Bryant Toth is bringing Cuban culture to New York one artist at a time. Inspired by regular trips to the Caribbean country, the 31-year-old painter turned art dealer saw an opportunity to showcase the island’s abundant artistic talent more globally and opened Toth Gallery on New York’s Lower East Side, where he hosts solo and group exhibitions.
Each artist’s work is distinct, but there’s at least one common thread: “It’s truly Cuban, and that’s because of their circumstances, because of their upbringing,” Toth told CBS MoneyWatch. “Because its culture has been the jewel of the Caribbean, all the work is so dynamic and deep,” he added.
He has long represented Havana-based artist Hector Frank, whose portraits incorporate found objects and materials and hang in the homes of important collectors around the world. “His work is imbued with Cuban history,” Toth said.
This kind of exposure is unprecedented for Frank, whose first solo show in New York Toth hosted in 2015. But Toth’s mission is greater than widening public exposure of Cuban artists — he also wants to help them produce even higher quality work.
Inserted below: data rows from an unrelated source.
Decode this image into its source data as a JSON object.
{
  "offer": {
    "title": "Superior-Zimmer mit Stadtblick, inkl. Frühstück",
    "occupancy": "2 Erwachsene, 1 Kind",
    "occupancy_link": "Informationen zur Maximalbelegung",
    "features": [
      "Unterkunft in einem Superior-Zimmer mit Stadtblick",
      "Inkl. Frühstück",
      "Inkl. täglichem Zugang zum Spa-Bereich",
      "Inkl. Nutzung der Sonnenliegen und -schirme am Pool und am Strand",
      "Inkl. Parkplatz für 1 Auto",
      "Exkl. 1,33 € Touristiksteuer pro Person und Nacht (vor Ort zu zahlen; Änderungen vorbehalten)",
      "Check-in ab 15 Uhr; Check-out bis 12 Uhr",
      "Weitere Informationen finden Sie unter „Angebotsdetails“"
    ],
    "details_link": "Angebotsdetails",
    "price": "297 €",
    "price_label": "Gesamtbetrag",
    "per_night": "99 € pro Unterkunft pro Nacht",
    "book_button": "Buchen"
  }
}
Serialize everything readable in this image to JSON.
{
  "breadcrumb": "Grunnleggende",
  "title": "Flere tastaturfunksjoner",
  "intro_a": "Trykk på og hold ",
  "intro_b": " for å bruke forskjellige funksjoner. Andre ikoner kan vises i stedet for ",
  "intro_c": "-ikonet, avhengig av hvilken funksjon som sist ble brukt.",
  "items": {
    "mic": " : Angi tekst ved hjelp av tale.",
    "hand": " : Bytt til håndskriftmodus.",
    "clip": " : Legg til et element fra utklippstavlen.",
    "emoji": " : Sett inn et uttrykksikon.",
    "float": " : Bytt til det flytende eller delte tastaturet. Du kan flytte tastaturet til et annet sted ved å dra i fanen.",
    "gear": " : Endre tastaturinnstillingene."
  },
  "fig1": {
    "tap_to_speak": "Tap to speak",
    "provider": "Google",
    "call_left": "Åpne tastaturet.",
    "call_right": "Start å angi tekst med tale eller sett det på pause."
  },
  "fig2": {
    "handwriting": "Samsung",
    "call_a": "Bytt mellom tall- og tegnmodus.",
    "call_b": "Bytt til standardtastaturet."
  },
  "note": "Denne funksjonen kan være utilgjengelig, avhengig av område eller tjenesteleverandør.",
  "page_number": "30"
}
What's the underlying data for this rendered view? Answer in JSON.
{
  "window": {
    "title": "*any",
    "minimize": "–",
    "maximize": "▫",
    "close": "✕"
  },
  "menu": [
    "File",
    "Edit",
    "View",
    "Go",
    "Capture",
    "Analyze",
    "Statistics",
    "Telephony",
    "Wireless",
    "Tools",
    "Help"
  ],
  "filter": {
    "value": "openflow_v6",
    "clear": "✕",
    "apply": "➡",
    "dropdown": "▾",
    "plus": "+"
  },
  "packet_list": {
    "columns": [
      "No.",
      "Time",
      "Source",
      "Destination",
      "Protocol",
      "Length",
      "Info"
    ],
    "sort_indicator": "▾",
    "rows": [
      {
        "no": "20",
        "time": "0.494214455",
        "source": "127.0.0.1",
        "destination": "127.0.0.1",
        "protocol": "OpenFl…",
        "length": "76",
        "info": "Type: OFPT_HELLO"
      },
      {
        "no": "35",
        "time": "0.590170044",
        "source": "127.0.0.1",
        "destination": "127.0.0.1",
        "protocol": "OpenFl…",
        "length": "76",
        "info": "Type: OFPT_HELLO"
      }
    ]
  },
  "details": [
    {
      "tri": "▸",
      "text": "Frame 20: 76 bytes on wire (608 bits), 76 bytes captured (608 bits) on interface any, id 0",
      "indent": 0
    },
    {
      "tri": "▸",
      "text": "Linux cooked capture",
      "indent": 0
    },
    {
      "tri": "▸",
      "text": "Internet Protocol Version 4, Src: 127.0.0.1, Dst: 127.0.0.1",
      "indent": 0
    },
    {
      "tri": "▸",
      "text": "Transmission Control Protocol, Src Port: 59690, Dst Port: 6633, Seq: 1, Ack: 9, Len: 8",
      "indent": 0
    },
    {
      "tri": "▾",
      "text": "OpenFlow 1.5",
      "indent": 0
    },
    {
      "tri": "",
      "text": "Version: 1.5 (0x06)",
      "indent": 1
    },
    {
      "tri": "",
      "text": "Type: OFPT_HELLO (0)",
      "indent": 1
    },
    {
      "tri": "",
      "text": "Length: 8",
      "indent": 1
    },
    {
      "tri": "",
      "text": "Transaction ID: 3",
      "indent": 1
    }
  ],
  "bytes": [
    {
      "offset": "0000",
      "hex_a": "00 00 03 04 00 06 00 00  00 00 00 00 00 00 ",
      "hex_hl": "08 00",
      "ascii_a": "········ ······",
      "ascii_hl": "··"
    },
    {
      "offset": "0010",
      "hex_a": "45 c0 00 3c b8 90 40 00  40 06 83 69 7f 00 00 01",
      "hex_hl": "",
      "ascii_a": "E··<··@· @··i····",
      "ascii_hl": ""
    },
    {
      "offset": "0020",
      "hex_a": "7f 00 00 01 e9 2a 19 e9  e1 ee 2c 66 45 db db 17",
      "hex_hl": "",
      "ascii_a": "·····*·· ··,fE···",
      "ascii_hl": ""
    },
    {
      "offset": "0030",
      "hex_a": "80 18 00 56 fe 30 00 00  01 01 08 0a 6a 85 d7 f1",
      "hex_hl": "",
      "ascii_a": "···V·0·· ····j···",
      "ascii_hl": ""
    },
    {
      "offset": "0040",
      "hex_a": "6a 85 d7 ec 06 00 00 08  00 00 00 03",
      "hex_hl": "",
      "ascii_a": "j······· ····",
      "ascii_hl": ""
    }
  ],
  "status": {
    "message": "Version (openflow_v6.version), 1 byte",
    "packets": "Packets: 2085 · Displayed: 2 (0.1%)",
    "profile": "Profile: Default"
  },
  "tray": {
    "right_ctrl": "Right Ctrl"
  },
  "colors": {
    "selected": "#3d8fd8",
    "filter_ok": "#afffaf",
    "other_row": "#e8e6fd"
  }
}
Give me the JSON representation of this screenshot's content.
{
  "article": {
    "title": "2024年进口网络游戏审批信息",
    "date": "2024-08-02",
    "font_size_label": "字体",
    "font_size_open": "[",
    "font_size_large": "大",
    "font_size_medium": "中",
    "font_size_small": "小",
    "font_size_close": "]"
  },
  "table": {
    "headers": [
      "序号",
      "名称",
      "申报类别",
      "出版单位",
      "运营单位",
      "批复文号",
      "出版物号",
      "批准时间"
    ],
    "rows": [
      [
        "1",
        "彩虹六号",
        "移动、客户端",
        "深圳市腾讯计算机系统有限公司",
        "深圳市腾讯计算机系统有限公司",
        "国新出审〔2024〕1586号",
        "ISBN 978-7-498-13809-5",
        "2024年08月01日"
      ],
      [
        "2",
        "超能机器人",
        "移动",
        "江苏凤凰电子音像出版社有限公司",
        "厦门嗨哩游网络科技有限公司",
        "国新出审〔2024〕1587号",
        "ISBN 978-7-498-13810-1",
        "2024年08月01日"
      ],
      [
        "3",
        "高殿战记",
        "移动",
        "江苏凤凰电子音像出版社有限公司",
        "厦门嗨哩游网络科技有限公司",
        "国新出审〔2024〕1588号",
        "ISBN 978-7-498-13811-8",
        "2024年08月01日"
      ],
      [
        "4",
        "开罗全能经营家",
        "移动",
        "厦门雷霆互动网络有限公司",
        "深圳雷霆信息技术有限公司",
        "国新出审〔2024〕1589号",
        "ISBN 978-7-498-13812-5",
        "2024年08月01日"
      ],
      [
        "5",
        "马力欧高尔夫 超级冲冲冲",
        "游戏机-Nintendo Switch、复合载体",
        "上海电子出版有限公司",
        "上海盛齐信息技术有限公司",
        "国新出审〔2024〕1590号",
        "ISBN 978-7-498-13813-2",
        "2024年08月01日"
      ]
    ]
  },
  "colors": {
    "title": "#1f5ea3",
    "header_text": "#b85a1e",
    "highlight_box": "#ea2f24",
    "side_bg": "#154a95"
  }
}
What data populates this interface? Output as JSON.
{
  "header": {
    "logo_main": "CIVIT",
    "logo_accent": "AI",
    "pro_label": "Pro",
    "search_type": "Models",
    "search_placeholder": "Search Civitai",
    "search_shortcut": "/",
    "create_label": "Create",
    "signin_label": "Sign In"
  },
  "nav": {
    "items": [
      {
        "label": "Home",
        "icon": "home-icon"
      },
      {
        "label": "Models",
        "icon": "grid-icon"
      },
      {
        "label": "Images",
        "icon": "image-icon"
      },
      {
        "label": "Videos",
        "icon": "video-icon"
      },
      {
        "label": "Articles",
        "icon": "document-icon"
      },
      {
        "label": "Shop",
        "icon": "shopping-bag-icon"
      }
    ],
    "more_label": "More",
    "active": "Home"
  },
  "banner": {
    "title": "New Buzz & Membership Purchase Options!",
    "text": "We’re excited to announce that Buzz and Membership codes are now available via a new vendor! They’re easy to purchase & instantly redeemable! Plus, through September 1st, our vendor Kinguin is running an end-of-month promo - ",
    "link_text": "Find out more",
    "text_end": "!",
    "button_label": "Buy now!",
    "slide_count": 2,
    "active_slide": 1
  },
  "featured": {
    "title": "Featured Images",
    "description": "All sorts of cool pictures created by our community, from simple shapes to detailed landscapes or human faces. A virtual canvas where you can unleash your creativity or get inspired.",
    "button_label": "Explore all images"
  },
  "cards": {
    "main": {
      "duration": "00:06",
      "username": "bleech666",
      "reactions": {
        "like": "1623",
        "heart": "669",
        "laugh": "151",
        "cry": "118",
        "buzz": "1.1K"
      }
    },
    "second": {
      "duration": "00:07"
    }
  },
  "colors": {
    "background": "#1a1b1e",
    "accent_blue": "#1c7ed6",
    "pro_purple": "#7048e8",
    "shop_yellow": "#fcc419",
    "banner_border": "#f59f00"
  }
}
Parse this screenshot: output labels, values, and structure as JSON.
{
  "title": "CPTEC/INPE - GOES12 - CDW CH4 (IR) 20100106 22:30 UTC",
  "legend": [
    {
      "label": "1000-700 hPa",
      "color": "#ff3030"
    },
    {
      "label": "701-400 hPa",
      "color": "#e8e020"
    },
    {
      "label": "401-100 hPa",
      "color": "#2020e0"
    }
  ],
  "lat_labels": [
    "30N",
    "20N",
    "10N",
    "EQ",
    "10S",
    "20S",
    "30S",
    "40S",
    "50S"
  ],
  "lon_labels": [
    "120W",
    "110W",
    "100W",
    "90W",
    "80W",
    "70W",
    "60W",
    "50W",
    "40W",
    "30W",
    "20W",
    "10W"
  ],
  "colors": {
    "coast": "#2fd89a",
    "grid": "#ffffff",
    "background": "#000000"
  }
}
For instance, Cuban artists lack access to premium materials.
“The struggle for the artist is always getting the highest grade materials. Most of the paints that the artists use in Cuba are not of the quality they want. So on these 30 trips over the past 10 years, it’s always extra suitcases, extra paints, because we’re pushing these artists to produce the best work they possibly can,” he said.
Toth eschews the traditional “white box” aesthetics that characterize so many art galleries. He wants the setting and experience to be an extension of the art and to reflect Cuban culture. That means creating a sense of warmth and vibrance, versus the typically more sterile gallery setting, by featuring live music and cocktails that complement the artwork.
“We want to let the next generation of collectors really feel the art and understand where they’re coming from,” Toth said. “That’s really the kind of move that is happening in the art world more and more.”